Of course some come in rafts with the burden of stress, anxiety and distress when they leave, especially children who are bewildered, unable to understand what is happening ... we can only imagine how they feel. Then dock at this improvised port - at night - and we can understand the precarious situation they face, and the anxiety.  At this point all they can think of is getting out of that boat and put their feet on European soil, they don't really care about all the other troubles like the cold and wet feet. Organizers recommend and suggest taking the children first to protect them. So when they dock, they are picked up from the boat, held in the arms of the volunteer and cuddled. However, of course, they cry because they do not know the people who speak a foreign language. In the meantime, parents are quick to come out. Unfortunately there are also minors who arrive without their parents. They go with the flow, follow people, get to these shelters where they are given food and drink. And then they leave.
What more can we do than what a lot of volunteers are already doing here? Of course, pray that the Lord will bless these people that they may be able to face all past and future difficulties. We would like to provide them with information carriers that can help them especially during the route: manual winding torches and recharges for mobile phones. This is one of the first things migrants want, they need it and cannot do without,  and makes it much easier to get to where they want to go. We are also thinking of offering them the Mega Voices, instruments where a number of messages can be recorded - mostly about the route they need to take and other useful information. Mega Voices have a cost and we are working on how to cover the expense.

Here on the island we have various voluntary institutions, many that offer assistance to migrants, but there are also various media companies that are here to try to understand what is happening and pass on the information to the rest of the world. There is an atmosphere of extraordinary collaboration, especially among the volunteers, there is no competition between the institutions, who works better or who has more workers. All associations present on site are in direct or indirect contact with each other, together reaching a common goal.

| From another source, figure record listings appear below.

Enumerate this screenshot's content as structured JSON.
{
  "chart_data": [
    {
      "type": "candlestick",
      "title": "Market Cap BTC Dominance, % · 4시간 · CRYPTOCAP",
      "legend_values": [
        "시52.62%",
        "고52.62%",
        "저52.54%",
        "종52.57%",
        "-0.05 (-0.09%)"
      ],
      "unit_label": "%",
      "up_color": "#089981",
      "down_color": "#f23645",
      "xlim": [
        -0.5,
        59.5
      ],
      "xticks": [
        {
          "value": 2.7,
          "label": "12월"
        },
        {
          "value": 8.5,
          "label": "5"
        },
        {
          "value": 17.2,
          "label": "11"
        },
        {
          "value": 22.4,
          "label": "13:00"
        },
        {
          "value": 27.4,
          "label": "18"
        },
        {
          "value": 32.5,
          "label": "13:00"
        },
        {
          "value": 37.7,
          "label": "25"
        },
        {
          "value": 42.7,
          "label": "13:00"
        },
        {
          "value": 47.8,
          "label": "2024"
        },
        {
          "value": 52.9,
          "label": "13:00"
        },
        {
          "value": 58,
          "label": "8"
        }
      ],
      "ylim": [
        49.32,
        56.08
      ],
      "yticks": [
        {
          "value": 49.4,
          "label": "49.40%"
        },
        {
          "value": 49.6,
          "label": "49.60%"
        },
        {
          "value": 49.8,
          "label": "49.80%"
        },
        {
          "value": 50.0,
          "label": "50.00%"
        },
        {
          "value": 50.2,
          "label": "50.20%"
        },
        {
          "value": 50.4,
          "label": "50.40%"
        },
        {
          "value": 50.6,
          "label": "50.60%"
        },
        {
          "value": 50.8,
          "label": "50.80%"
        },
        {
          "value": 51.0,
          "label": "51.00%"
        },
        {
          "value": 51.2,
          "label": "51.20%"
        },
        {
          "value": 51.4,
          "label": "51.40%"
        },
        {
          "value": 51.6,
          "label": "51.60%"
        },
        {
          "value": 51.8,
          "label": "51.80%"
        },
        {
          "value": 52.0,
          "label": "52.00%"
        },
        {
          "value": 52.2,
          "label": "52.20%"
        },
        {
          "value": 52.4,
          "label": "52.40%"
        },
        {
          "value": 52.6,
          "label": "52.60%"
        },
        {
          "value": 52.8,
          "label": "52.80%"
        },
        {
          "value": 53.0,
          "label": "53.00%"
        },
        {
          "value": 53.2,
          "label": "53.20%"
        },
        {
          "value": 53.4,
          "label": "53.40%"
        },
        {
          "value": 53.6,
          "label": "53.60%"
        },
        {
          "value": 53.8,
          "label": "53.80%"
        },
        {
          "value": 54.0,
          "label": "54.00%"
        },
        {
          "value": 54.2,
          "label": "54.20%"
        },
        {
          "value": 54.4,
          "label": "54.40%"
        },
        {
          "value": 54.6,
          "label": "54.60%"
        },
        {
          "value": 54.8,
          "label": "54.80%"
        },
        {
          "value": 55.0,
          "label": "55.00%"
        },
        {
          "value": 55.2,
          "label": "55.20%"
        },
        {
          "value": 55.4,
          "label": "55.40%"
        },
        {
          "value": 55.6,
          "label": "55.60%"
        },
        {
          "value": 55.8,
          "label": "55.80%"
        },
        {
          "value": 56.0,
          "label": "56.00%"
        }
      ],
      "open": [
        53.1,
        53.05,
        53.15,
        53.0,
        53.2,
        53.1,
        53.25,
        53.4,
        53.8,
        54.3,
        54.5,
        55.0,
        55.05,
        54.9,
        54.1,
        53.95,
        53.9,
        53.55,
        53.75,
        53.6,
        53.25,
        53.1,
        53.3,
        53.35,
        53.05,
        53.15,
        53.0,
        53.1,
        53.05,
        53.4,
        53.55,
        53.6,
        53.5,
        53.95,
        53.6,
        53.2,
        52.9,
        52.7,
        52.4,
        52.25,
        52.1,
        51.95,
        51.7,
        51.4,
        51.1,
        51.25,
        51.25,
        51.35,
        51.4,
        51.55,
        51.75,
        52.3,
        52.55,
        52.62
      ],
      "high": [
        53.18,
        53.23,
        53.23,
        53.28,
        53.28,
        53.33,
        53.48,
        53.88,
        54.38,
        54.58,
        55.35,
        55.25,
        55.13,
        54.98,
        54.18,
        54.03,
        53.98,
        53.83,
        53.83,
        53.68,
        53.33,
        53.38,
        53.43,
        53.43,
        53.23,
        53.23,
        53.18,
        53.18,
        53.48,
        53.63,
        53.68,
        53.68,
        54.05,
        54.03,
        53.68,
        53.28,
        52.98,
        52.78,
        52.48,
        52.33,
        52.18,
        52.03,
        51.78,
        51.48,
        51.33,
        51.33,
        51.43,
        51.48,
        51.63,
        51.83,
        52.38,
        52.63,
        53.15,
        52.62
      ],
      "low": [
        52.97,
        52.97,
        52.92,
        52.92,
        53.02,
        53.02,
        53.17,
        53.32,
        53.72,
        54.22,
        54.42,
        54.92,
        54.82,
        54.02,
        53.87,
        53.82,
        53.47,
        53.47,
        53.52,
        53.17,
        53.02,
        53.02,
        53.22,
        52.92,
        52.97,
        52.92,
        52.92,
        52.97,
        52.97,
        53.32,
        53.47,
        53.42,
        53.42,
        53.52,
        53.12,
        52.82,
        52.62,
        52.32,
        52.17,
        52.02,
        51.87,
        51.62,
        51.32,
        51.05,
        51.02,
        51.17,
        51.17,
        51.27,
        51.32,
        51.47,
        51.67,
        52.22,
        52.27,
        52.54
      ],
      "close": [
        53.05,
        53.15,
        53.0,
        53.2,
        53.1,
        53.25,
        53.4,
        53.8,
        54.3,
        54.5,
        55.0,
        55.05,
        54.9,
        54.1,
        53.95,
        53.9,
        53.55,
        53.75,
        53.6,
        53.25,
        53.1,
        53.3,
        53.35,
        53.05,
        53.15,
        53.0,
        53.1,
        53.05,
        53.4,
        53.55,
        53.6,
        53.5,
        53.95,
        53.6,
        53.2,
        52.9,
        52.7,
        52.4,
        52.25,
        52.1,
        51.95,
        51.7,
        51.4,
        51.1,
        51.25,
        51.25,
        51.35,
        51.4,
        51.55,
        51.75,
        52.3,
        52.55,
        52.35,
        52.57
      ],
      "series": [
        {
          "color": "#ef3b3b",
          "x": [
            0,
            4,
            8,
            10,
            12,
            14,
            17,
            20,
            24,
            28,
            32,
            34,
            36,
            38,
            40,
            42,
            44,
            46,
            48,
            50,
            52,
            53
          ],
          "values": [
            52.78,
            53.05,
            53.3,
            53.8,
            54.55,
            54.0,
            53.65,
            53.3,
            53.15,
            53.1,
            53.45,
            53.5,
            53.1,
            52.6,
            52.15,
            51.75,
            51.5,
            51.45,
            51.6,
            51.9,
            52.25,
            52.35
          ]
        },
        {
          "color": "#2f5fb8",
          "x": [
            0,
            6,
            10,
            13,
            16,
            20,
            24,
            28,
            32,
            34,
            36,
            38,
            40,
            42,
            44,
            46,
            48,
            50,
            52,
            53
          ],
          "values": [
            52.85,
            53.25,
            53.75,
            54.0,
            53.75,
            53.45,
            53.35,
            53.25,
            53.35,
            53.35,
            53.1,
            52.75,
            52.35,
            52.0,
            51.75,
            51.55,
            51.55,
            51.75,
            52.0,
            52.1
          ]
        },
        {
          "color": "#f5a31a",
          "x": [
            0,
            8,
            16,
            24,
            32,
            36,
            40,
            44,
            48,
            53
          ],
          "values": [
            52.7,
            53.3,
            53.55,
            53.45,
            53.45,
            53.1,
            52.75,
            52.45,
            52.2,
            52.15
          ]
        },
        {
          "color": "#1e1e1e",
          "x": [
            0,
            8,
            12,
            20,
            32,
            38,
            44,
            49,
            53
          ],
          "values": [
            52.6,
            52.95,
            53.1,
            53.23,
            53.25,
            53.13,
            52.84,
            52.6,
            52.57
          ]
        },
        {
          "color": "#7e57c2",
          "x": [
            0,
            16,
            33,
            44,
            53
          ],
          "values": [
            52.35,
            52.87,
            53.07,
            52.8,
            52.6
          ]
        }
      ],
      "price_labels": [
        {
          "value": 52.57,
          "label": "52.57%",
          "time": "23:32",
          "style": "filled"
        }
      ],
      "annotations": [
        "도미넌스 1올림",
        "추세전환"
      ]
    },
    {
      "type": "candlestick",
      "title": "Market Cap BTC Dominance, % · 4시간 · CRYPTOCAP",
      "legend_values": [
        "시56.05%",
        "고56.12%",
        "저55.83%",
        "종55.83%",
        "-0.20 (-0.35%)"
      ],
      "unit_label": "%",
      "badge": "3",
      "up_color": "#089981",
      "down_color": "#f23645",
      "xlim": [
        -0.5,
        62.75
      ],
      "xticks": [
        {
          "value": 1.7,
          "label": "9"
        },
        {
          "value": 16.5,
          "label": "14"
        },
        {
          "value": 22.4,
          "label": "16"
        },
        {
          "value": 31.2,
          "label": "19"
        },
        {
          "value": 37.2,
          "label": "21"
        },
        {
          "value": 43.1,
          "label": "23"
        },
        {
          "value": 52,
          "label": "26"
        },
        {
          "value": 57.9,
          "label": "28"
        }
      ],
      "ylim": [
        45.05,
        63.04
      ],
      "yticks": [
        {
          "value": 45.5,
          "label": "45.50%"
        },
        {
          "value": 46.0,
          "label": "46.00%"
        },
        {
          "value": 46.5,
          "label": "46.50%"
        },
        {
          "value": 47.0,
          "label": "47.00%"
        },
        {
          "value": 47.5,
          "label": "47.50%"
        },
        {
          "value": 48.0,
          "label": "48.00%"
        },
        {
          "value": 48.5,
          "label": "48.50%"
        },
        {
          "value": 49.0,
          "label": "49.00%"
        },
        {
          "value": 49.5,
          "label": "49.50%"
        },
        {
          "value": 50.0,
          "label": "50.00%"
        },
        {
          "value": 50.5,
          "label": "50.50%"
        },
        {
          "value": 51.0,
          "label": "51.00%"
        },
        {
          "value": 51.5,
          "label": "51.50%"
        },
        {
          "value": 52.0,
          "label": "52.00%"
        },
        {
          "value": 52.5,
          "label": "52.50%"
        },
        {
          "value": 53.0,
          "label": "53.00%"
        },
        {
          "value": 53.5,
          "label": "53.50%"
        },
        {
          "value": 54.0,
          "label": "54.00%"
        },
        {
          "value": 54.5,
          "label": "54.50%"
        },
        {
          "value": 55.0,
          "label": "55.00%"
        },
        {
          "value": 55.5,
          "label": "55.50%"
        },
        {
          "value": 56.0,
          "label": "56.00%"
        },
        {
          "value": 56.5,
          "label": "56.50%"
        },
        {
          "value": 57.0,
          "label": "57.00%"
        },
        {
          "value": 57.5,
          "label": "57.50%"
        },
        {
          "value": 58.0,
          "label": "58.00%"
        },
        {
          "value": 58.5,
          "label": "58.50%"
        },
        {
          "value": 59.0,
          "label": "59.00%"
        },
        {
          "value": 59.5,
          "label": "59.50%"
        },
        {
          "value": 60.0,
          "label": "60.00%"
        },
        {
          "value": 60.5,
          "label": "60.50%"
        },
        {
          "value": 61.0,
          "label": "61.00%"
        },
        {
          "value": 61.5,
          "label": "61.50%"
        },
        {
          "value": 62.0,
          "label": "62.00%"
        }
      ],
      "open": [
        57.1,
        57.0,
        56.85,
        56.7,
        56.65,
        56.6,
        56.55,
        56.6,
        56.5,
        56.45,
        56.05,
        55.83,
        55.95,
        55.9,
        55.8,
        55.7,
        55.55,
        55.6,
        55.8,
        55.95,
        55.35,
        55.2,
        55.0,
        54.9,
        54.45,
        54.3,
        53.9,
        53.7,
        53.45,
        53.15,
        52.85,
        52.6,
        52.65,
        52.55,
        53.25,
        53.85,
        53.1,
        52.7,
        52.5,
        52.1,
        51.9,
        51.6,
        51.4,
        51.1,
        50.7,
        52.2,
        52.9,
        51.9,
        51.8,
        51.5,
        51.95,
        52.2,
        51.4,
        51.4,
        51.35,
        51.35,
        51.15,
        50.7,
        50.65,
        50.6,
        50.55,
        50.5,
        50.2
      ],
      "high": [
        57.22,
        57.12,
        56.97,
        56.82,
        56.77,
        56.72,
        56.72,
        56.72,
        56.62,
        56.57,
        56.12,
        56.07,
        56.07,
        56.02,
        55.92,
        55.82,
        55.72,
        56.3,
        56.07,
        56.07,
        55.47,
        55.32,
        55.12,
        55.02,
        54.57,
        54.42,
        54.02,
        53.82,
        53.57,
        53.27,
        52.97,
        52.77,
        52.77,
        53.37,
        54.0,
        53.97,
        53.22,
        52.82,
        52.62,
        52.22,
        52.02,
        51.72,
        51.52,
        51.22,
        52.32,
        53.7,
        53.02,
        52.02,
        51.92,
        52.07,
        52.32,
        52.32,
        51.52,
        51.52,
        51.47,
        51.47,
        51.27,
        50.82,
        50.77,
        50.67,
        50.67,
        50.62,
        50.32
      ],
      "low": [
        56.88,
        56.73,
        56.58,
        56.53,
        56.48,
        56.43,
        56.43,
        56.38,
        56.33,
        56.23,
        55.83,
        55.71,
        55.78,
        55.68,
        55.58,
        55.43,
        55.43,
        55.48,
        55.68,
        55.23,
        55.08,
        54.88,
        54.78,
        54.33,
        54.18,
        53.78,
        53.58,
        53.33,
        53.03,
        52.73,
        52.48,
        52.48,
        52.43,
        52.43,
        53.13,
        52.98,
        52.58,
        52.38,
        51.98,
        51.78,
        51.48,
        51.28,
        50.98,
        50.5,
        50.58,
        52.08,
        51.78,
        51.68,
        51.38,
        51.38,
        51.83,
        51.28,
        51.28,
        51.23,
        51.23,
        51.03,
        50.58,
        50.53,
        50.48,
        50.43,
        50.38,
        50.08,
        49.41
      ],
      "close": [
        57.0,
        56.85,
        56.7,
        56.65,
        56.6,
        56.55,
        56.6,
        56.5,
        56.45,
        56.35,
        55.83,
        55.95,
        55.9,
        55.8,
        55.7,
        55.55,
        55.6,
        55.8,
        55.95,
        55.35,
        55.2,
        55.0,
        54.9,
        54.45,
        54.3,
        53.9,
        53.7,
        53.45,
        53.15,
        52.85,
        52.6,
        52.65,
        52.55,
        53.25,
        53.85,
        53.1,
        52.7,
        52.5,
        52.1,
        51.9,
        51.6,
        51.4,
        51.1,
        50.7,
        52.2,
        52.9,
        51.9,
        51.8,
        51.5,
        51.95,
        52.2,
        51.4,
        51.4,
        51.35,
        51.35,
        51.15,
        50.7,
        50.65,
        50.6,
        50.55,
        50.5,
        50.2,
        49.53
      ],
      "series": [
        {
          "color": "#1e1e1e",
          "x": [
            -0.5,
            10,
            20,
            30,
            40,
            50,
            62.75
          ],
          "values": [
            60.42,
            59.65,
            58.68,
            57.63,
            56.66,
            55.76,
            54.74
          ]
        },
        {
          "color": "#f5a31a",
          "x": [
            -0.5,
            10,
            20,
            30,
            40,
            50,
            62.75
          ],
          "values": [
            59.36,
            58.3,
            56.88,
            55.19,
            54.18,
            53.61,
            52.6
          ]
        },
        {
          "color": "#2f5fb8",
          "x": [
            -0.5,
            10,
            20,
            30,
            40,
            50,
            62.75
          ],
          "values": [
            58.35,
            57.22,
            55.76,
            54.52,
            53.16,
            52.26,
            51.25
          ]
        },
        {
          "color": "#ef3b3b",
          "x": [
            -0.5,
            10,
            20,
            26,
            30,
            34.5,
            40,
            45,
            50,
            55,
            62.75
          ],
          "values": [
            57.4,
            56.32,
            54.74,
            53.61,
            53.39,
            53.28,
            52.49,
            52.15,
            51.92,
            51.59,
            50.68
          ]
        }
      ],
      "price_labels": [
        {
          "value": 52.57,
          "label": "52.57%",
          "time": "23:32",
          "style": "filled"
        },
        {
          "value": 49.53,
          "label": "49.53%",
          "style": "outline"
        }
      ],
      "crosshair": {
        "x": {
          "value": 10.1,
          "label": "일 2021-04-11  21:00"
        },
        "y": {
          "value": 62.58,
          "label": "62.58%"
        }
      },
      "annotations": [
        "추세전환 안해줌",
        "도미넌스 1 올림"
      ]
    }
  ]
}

We contacted some of these organizations and we realize that the work done here is an extraordinary work of passion. We also met a number of journalists who were touched by the sight of these migrants, so confused, full of doubt and seeking an answer; some journalists even helped out one evening when a boat landed in the wrong place where there was no real point of docking. They helped to hold the raft steady and rescue the migrants to dry ground. Living through these moments emphasizes the humanitarianism in people. What really pushed these migrants to leave their homes, were the horrible actions taking place in their countries with wars, conflicts, economic crises, and everything that destabilizes their balance. Therefore, for them it is difficult to find trust in man. By coming to these welcoming centers, they won't completely trust again, but certainly gain more hope. I believe that if there's anything more to do than what these volunteers already do, giving their time, their cars, distributing clothes, food... one thing left would be to welcome these immigrants when they arrive in our countries, welcome them with compassion and kindness, because after all they've been through, they need to reconsider their faith in mankind.